Michael lived large. I learned over the years that he actually enjoyed pushing himself to extremes -both physically and intellectually and in computer programming. We started saying that he liked to live on the “edge”, and he didn’t deny it.
Here is a partial list of His loves and interests:
- Running, biking, hiking, swimming, skiing, boating, fishing
- He always preferred to take “the scenic route”
- Computers – both to build to program and to create
- Building things from scratch – skate boards, swords, bird houses, you name it – he tried it.
- Inventions – tons of things he tried to create – I kept hoping the next one would be the $1million dollar idea, and then after a few years, it became the $1 billion dollar idea. But alas, Kira and I are still working as his ideas didn’t get bought out by silicon valley.
- He had no fear of experimenting or breaking things
- He had Infinite patience – both with people and his projects
- Life was a journey of constant self-discovery
- Taught himself Japanese – not only to speak but to write
- Starting learning the piano – self-taught too
- Exploring spiritualism
- He was so kind to all, especially any one or any animal he perceived as needed support
- He was so kind he never wanted to say “no”. I teased him that he is the only person on earth that has 100 ways to disagree without every saying no. A
- He found his existence profoundly complex.
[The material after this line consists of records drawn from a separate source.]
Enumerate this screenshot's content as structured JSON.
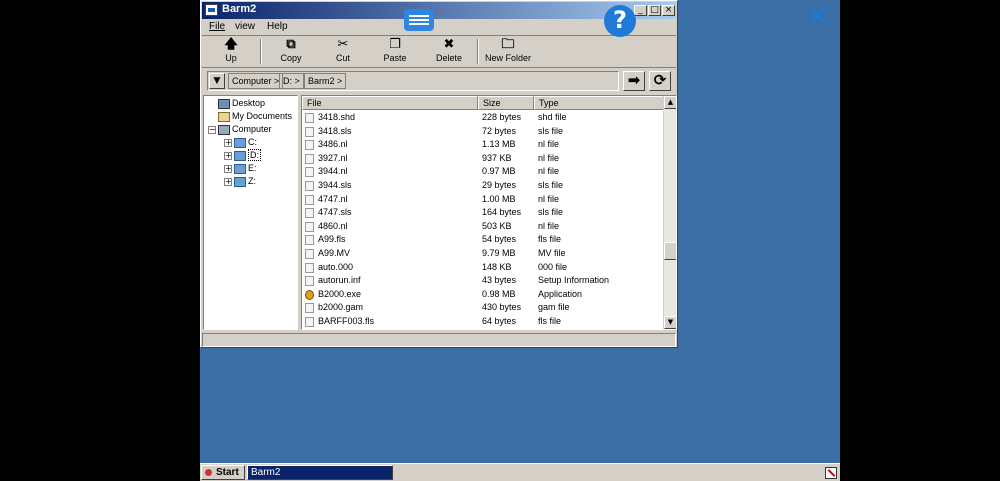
{
  "window": {
    "title": "Barm2",
    "controls": {
      "minimize": "_",
      "maximize": "□",
      "close": "×"
    }
  },
  "overlay": {
    "help": "?",
    "close": "✕"
  },
  "menu": {
    "file": "File",
    "view": "view",
    "help": "Help"
  },
  "toolbar": {
    "up": {
      "icon": "up-arrow-icon",
      "label": "Up"
    },
    "copy": {
      "icon": "copy-icon",
      "label": "Copy"
    },
    "cut": {
      "icon": "scissors-icon",
      "label": "Cut"
    },
    "paste": {
      "icon": "paste-icon",
      "label": "Paste"
    },
    "delete": {
      "icon": "delete-x-icon",
      "label": "Delete"
    },
    "new_folder": {
      "icon": "new-folder-icon",
      "label": "New Folder"
    }
  },
  "address": {
    "crumbs": [
      "Computer >",
      "D: >",
      "Barm2 >"
    ]
  },
  "tree": {
    "desktop": "Desktop",
    "my_documents": "My Documents",
    "computer": "Computer",
    "drives": [
      "C:",
      "D:",
      "E:",
      "Z:"
    ]
  },
  "columns": {
    "file": "File",
    "size": "Size",
    "type": "Type"
  },
  "files": [
    {
      "name": "3418.shd",
      "size": "228 bytes",
      "type": "shd file"
    },
    {
      "name": "3418.sls",
      "size": "72 bytes",
      "type": "sls file"
    },
    {
      "name": "3486.nl",
      "size": "1.13 MB",
      "type": "nl file"
    },
    {
      "name": "3927.nl",
      "size": "937 KB",
      "type": "nl file"
    },
    {
      "name": "3944.nl",
      "size": "0.97 MB",
      "type": "nl file"
    },
    {
      "name": "3944.sls",
      "size": "29 bytes",
      "type": "sls file"
    },
    {
      "name": "4747.nl",
      "size": "1.00 MB",
      "type": "nl file"
    },
    {
      "name": "4747.sls",
      "size": "164 bytes",
      "type": "sls file"
    },
    {
      "name": "4860.nl",
      "size": "503 KB",
      "type": "nl file"
    },
    {
      "name": "A99.fls",
      "size": "54 bytes",
      "type": "fls file"
    },
    {
      "name": "A99.MV",
      "size": "9.79 MB",
      "type": "MV file"
    },
    {
      "name": "auto.000",
      "size": "148 KB",
      "type": "000 file"
    },
    {
      "name": "autorun.inf",
      "size": "43 bytes",
      "type": "Setup Information"
    },
    {
      "name": "B2000.exe",
      "size": "0.98 MB",
      "type": "Application"
    },
    {
      "name": "b2000.gam",
      "size": "430 bytes",
      "type": "gam file"
    },
    {
      "name": "BARFF003.fls",
      "size": "64 bytes",
      "type": "fls file"
    }
  ],
  "taskbar": {
    "start": "Start",
    "task": "Barm2"
  }
}
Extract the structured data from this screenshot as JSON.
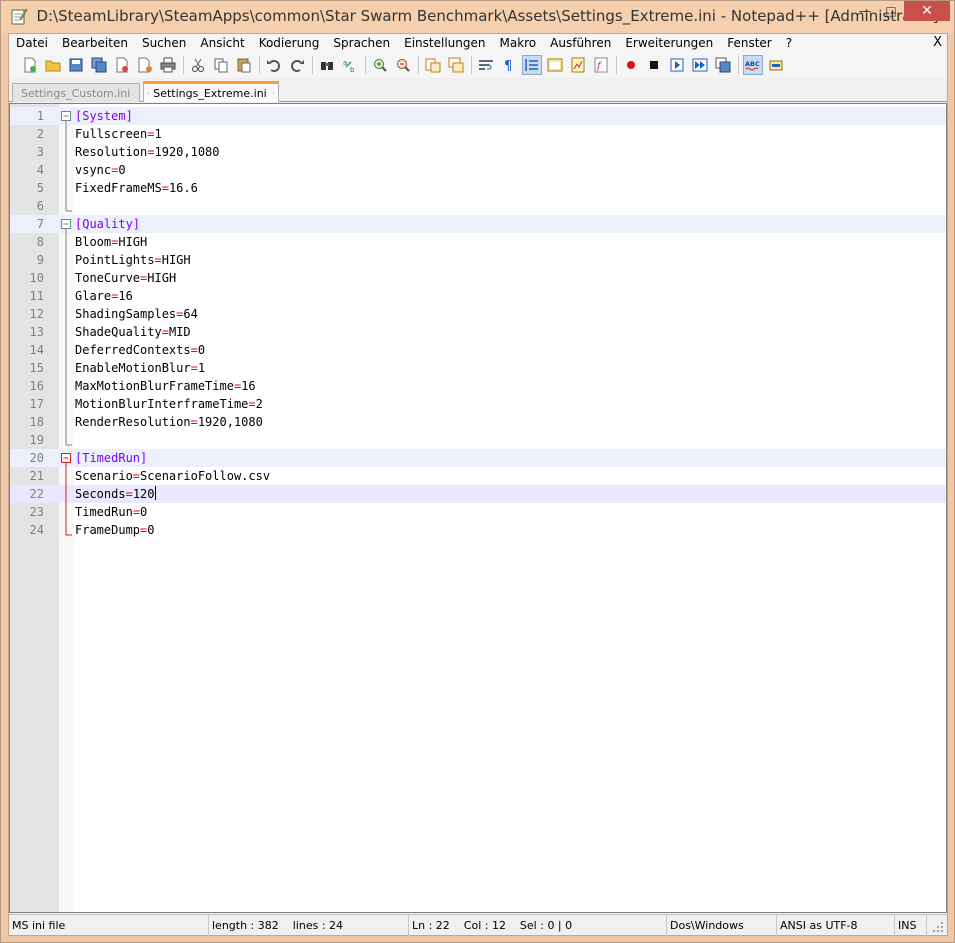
{
  "window": {
    "title": "D:\\SteamLibrary\\SteamApps\\common\\Star Swarm Benchmark\\Assets\\Settings_Extreme.ini - Notepad++ [Administrator]",
    "minimize_glyph": "—",
    "maximize_glyph": "□",
    "close_glyph": "✕"
  },
  "menu": {
    "items": [
      "Datei",
      "Bearbeiten",
      "Suchen",
      "Ansicht",
      "Kodierung",
      "Sprachen",
      "Einstellungen",
      "Makro",
      "Ausführen",
      "Erweiterungen",
      "Fenster",
      "?"
    ],
    "close_label": "X"
  },
  "tabs": [
    {
      "label": "Settings_Custom.ini",
      "active": false
    },
    {
      "label": "Settings_Extreme.ini",
      "active": true
    }
  ],
  "editor": {
    "lines": [
      {
        "n": "1",
        "section": "[System]"
      },
      {
        "n": "2",
        "key": "Fullscreen",
        "value": "1"
      },
      {
        "n": "3",
        "key": "Resolution",
        "value": "1920,1080"
      },
      {
        "n": "4",
        "key": "vsync",
        "value": "0"
      },
      {
        "n": "5",
        "key": "FixedFrameMS",
        "value": "16.6"
      },
      {
        "n": "6"
      },
      {
        "n": "7",
        "section": "[Quality]"
      },
      {
        "n": "8",
        "key": "Bloom",
        "value": "HIGH"
      },
      {
        "n": "9",
        "key": "PointLights",
        "value": "HIGH"
      },
      {
        "n": "10",
        "key": "ToneCurve",
        "value": "HIGH"
      },
      {
        "n": "11",
        "key": "Glare",
        "value": "16"
      },
      {
        "n": "12",
        "key": "ShadingSamples",
        "value": "64"
      },
      {
        "n": "13",
        "key": "ShadeQuality",
        "value": "MID"
      },
      {
        "n": "14",
        "key": "DeferredContexts",
        "value": "0"
      },
      {
        "n": "15",
        "key": "EnableMotionBlur",
        "value": "1"
      },
      {
        "n": "16",
        "key": "MaxMotionBlurFrameTime",
        "value": "16"
      },
      {
        "n": "17",
        "key": "MotionBlurInterframeTime",
        "value": "2"
      },
      {
        "n": "18",
        "key": "RenderResolution",
        "value": "1920,1080"
      },
      {
        "n": "19"
      },
      {
        "n": "20",
        "section": "[TimedRun]"
      },
      {
        "n": "21",
        "key": "Scenario",
        "value": "ScenarioFollow.csv"
      },
      {
        "n": "22",
        "key": "Seconds",
        "value": "120",
        "current": true
      },
      {
        "n": "23",
        "key": "TimedRun",
        "value": "0"
      },
      {
        "n": "24",
        "key": "FrameDump",
        "value": "0"
      }
    ]
  },
  "status": {
    "file_type": "MS ini file",
    "length_lines": "length : 382    lines : 24",
    "position": "Ln : 22    Col : 12    Sel : 0 | 0",
    "eol": "Dos\\Windows",
    "encoding": "ANSI as UTF-8",
    "mode": "INS"
  },
  "colors": {
    "section": "#8000ff",
    "operator": "#ff0000",
    "current_line": "#e8e8ff",
    "section_line": "#ebf0fb",
    "tab_accent": "#f9a030"
  }
}
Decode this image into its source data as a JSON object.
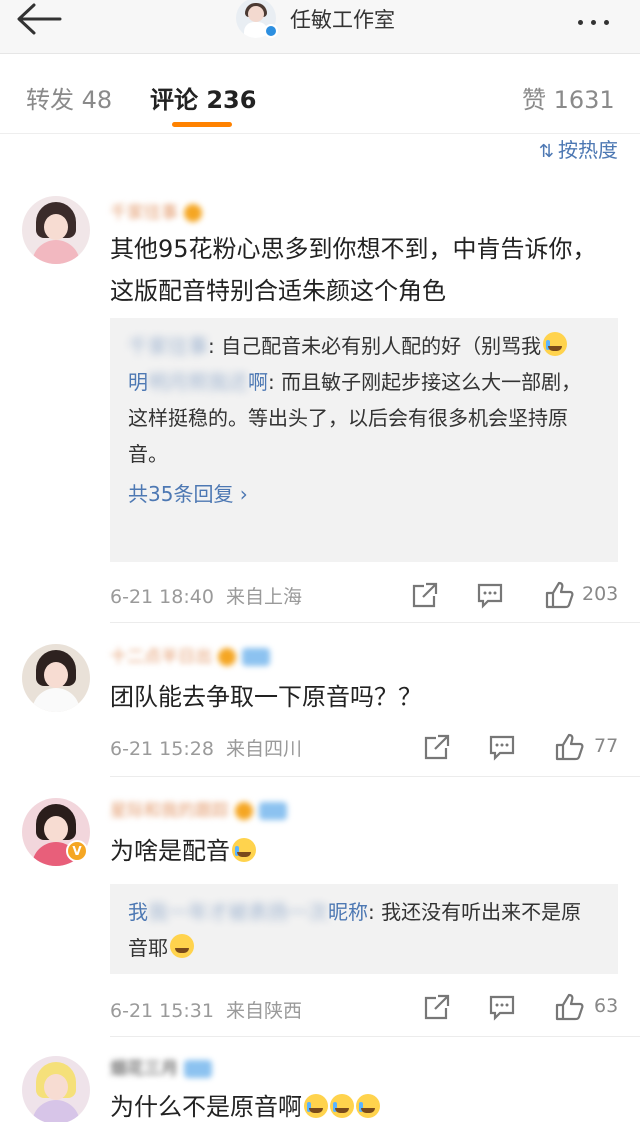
{
  "header": {
    "title": "任敏工作室"
  },
  "tabs": [
    {
      "label": "转发 48"
    },
    {
      "label": "评论 236"
    },
    {
      "label": "赞 1631"
    }
  ],
  "sort_label": "按热度",
  "comments": [
    {
      "name": "千家往事",
      "text": "其他95花粉心思多到你想不到，中肯告诉你，这版配音特别合适朱颜这个角色",
      "replies": [
        {
          "name": "千家往事",
          "text": ": 自己配音未必有别人配的好（别骂我"
        },
        {
          "name_visible": "明",
          "name_blurred": "明月照我还",
          "name_tail": "啊",
          "text": ": 而且敏子刚起步接这么大一部剧，这样挺稳的。等出头了，以后会有很多机会坚持原音。"
        }
      ],
      "more_replies": "共35条回复 ›",
      "time": "6-21 18:40",
      "location": "来自上海",
      "likes": "203"
    },
    {
      "name": "十二点半日出",
      "text": "团队能去争取一下原音吗？？",
      "time": "6-21 15:28",
      "location": "来自四川",
      "likes": "77"
    },
    {
      "name": "星际和我的跟踪",
      "text": "为啥是配音",
      "replies": [
        {
          "name_visible": "我",
          "name_blurred": "我一年才被表扬一次",
          "name_tail": "昵称",
          "text": ": 我还没有听出来不是原音耶"
        }
      ],
      "time": "6-21 15:31",
      "location": "来自陕西",
      "likes": "63"
    },
    {
      "name": "烟花三月",
      "text": "为什么不是原音啊"
    }
  ]
}
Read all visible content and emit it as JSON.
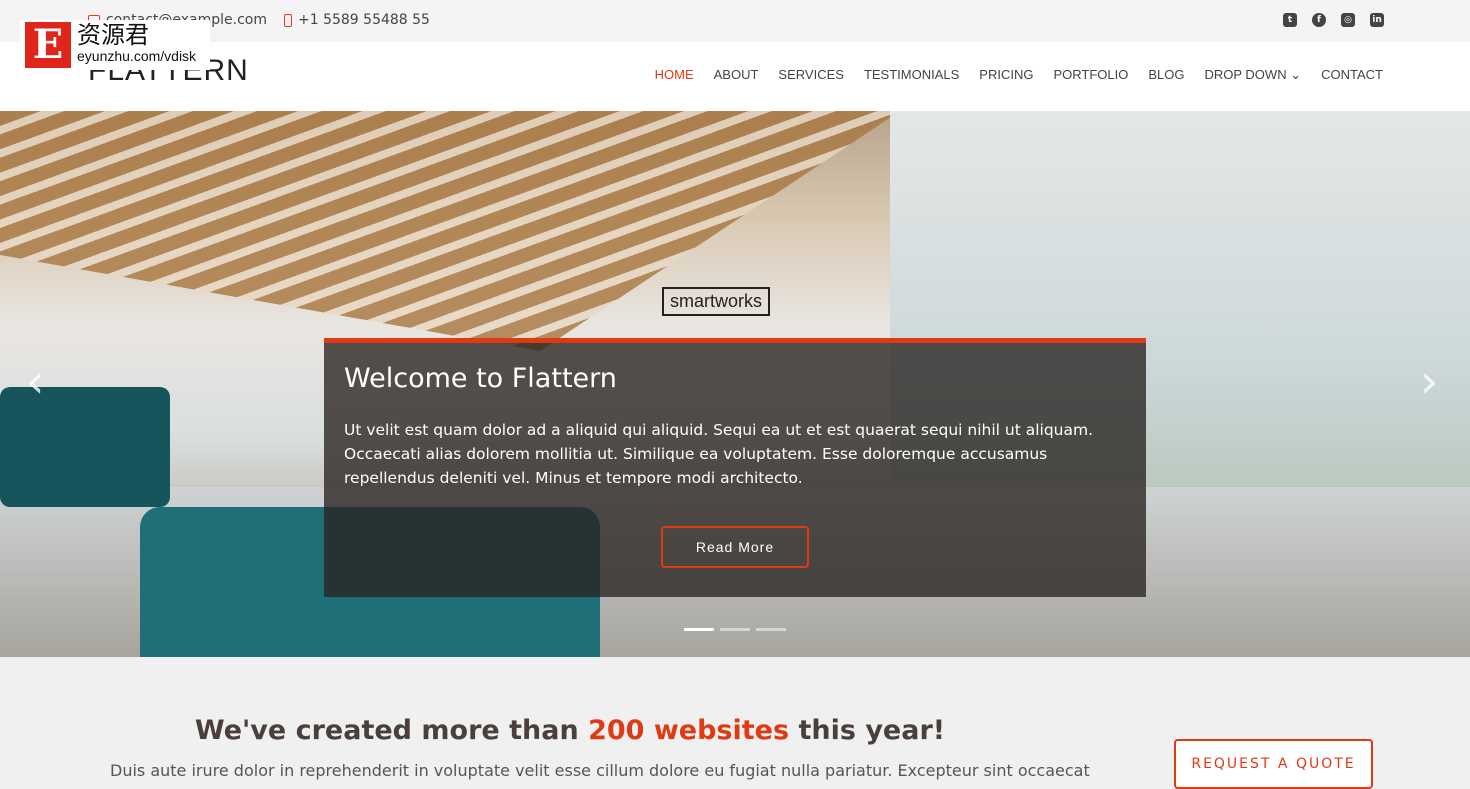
{
  "topbar": {
    "email": "contact@example.com",
    "phone": "+1 5589 55488 55",
    "social": [
      "twitter-icon",
      "facebook-icon",
      "instagram-icon",
      "linkedin-icon"
    ]
  },
  "watermark": {
    "letter": "E",
    "title": "资源君",
    "url": "eyunzhu.com/vdisk"
  },
  "header": {
    "logo": "FLATTERN",
    "nav": [
      "HOME",
      "ABOUT",
      "SERVICES",
      "TESTIMONIALS",
      "PRICING",
      "PORTFOLIO",
      "BLOG",
      "DROP DOWN",
      "CONTACT"
    ],
    "active": "HOME"
  },
  "hero": {
    "sign": "smartworks",
    "title": "Welcome to Flattern",
    "text": "Ut velit est quam dolor ad a aliquid qui aliquid. Sequi ea ut et est quaerat sequi nihil ut aliquam. Occaecati alias dolorem mollitia ut. Similique ea voluptatem. Esse doloremque accusamus repellendus deleniti vel. Minus et tempore modi architecto.",
    "button": "Read More",
    "slides": 3,
    "active_slide": 1
  },
  "cta": {
    "title_pre": "We've created more than ",
    "title_em": "200 websites",
    "title_post": " this year!",
    "text": "Duis aute irure dolor in reprehenderit in voluptate velit esse cillum dolore eu fugiat nulla pariatur. Excepteur sint occaecat",
    "button": "REQUEST A QUOTE"
  },
  "colors": {
    "accent": "#e03a12"
  }
}
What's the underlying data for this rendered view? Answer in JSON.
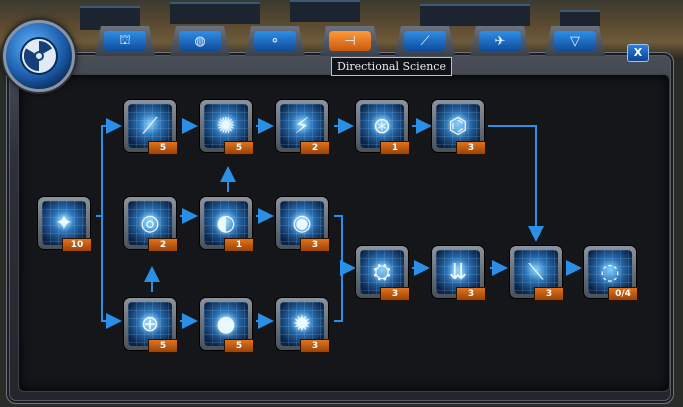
{
  "window": {
    "tooltip": "Directional Science",
    "close_label": "X"
  },
  "colors": {
    "accent": "#2b8fe8",
    "active_tab": "#e57a20",
    "count_badge": "#d06a18"
  },
  "tabs": [
    {
      "icon": "ground-unit-icon",
      "glyph": "⛫",
      "active": false
    },
    {
      "icon": "planet-icon",
      "glyph": "◍",
      "active": false
    },
    {
      "icon": "orbit-icon",
      "glyph": "⚬",
      "active": false
    },
    {
      "icon": "directional-science-icon",
      "glyph": "⊣",
      "active": true
    },
    {
      "icon": "missile-icon",
      "glyph": "⟋",
      "active": false
    },
    {
      "icon": "aircraft-icon",
      "glyph": "✈",
      "active": false
    },
    {
      "icon": "shield-icon",
      "glyph": "▽",
      "active": false
    }
  ],
  "nodes": [
    {
      "id": "root",
      "icon": "light-prism-icon",
      "glyph": "✦",
      "count": "10"
    },
    {
      "id": "r1c1",
      "icon": "beam-chain-icon",
      "glyph": "⟋",
      "count": "5"
    },
    {
      "id": "r1c2",
      "icon": "energy-burst-icon",
      "glyph": "✺",
      "count": "5"
    },
    {
      "id": "r1c3",
      "icon": "plasma-spark-icon",
      "glyph": "⚡",
      "count": "2"
    },
    {
      "id": "r1c4",
      "icon": "orbit-flash-icon",
      "glyph": "⊛",
      "count": "1"
    },
    {
      "id": "r1c5",
      "icon": "circuit-node-icon",
      "glyph": "⌬",
      "count": "3"
    },
    {
      "id": "r2c1",
      "icon": "target-cluster-icon",
      "glyph": "◎",
      "count": "2"
    },
    {
      "id": "r2c2",
      "icon": "planet-strike-icon",
      "glyph": "◐",
      "count": "1"
    },
    {
      "id": "r2c3",
      "icon": "radar-pulse-icon",
      "glyph": "◉",
      "count": "3"
    },
    {
      "id": "r3c1",
      "icon": "crosshair-icon",
      "glyph": "⊕",
      "count": "5"
    },
    {
      "id": "r3c2",
      "icon": "dark-orb-icon",
      "glyph": "●",
      "count": "5"
    },
    {
      "id": "r3c3",
      "icon": "nova-burst-icon",
      "glyph": "✹",
      "count": "3"
    },
    {
      "id": "m1",
      "icon": "drone-scan-icon",
      "glyph": "⛭",
      "count": "3"
    },
    {
      "id": "m2",
      "icon": "downlink-icon",
      "glyph": "⇊",
      "count": "3"
    },
    {
      "id": "m3",
      "icon": "laser-array-icon",
      "glyph": "⟍",
      "count": "3"
    },
    {
      "id": "m4",
      "icon": "vortex-icon",
      "glyph": "◌",
      "count": "0/4"
    }
  ]
}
Michael had a special mental acuity – a preternatural genius. Complex analysis seemed to come naturally, from within. He also had some kind of extrasensory perception. Here is one example: we call it the baby bunny story. And it is unbelievable so bear with us. Mike was mowing the back yard lawn and wearing headphones. Everyone knows how loud the lawnmower is, right? But he came into the house and stated he found a warren of baby bunnies. We went out and saw a hole in the ground with baby bunnies no larger than your index finger, eyes not open. But Mike insisted he “heard’ them crying and that is why he stopped mowing over that spot. So we think it is clear he heard or felt something no normal person could have identified.
Michael’s physical being left this earth on Tuesday, October 16, 2018. He was alone when it happened, but we believe he had spiritual support with him. He took a hike to see the sunrise up 1200 vertical feet to the top of Rattlesnake Ridge in King County WA. He was only 22. He had such magnificent potential for a bright future and this is the greatest tragedy of all – that we, all of us, including the world at large will no longer benefit from his incredible capabilities and intellectual drive to achieve.
He made a difference. He was a quiet leader. His life was a journey of constant self-discovery and improvement.
So in Mike’s memory, let us all feel gratitude for yesterday, strength for today and hope for tomorrow.